Mr O'Leary described Boeing management today as "running around like headless chickens" and said "they need to bloody well improve".
"Boeing need a management reboot in Seattle and either the existing management needs to up its game or they need to change the existing management," O'Leary told an analyst call.
At the end of April, Boeing expressed doubts over hitting jet delivery targets as technical problems, inflation and supplier risks clouded its path toward recovery.
Boeing President and CEO Dave Calhoun said at the time: "We're going to deliver great airplanes. And we're going to recognise the costs associated with it."
Michael O'Leary's comments follow similar criticism of Boeing leadership by two senior aircraft leasing executives, Air Lease Executive Chairman Steven Udvar-Hazy and Avolon CEO Domhnal Slattery.

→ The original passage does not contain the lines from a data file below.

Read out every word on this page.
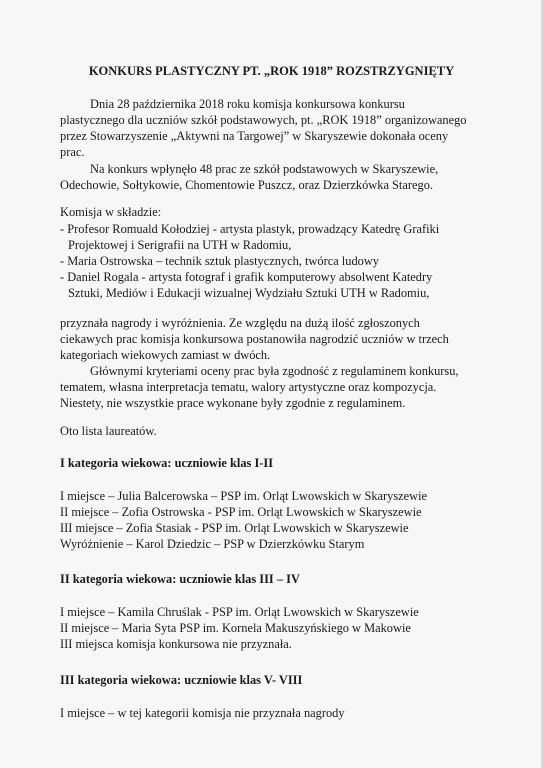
KONKURS PLASTYCZNY PT. „ROK 1918” ROZSTRZYGNIĘTY
Dnia 28 października 2018 roku komisja konkursowa konkursu
plastycznego dla uczniów szkół podstawowych, pt. „ROK 1918” organizowanego
przez Stowarzyszenie „Aktywni na Targowej” w Skaryszewie dokonała oceny
prac.
Na konkurs wpłynęło 48 prac ze szkół podstawowych w Skaryszewie,
Odechowie, Sołtykowie, Chomentowie Puszcz, oraz Dzierzkówka Starego.
Komisja w składzie:
- Profesor Romuald Kołodziej - artysta plastyk, prowadzący Katedrę Grafiki
Projektowej i Serigrafii na UTH w Radomiu,
- Maria Ostrowska – technik sztuk plastycznych, twórca ludowy
- Daniel Rogala - artysta fotograf i grafik komputerowy absolwent Katedry
Sztuki, Mediów i Edukacji wizualnej Wydziału Sztuki UTH w Radomiu,
przyznała nagrody i wyróżnienia. Ze względu na dużą ilość zgłoszonych
ciekawych prac komisja konkursowa postanowiła nagrodzić uczniów w trzech
kategoriach wiekowych zamiast w dwóch.
Głównymi kryteriami oceny prac była zgodność z regulaminem konkursu,
tematem, własna interpretacja tematu, walory artystyczne oraz kompozycja.
Niestety, nie wszystkie prace wykonane były zgodnie z regulaminem.
Oto lista laureatów.
I kategoria wiekowa: uczniowie klas I-II
I miejsce – Julia Balcerowska – PSP im. Orląt Lwowskich w Skaryszewie
II miejsce – Zofia Ostrowska - PSP im. Orląt Lwowskich w Skaryszewie
III miejsce – Zofia Stasiak - PSP im. Orląt Lwowskich w Skaryszewie
Wyróżnienie – Karol Dziedzic – PSP w Dzierzkówku Starym
II kategoria wiekowa: uczniowie klas III – IV
I miejsce – Kamila Chruślak - PSP im. Orląt Lwowskich w Skaryszewie
II miejsce – Maria Syta PSP im. Kornela Makuszyńskiego w Makowie
III miejsca komisja konkursowa nie przyznała.
III kategoria wiekowa: uczniowie klas V- VIII
I miejsce – w tej kategorii komisja nie przyznała nagrody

However, the head of the world's largest aircraft leasing company, AerCap boss Aengus Kelly, last week threw his weight behind Boeing and said the jetmaker would overcome a spate of industrial and certification problems.
Ryanair's full-year pre-exceptional loss of €355m was less than a forecast loss of €370m in a company poll of analysts and a loss of €1 billion in its previous financial year. The airline made a profit of €1 billion in the year to March 2020.
O'Leary said Ryanair, which has hedged 80% of its 2023 fuel needs and 10% for 2024, would likely be profitable in the coming year, even if the outlook was worse than anticipated but that it would be significantly behind pre-pandemic levels.
"That means we can offer low fares to our customers over the next 12 months without any exposure to higher oil prices," he said, while competitors were more exposed.
Looking back at the pandemic, Mr O'Leary said lockdowns over the past two years were far too restrictive and NPHET's blocking of international travel did nothing to prevent Covid coming to Ireland.
"The one learning I think we would like to see for the future, if there is another pandemic, stop blaming international travel and stop shutting down air travel," he said.
Shares in the airline were lower in Dublin trade this morning.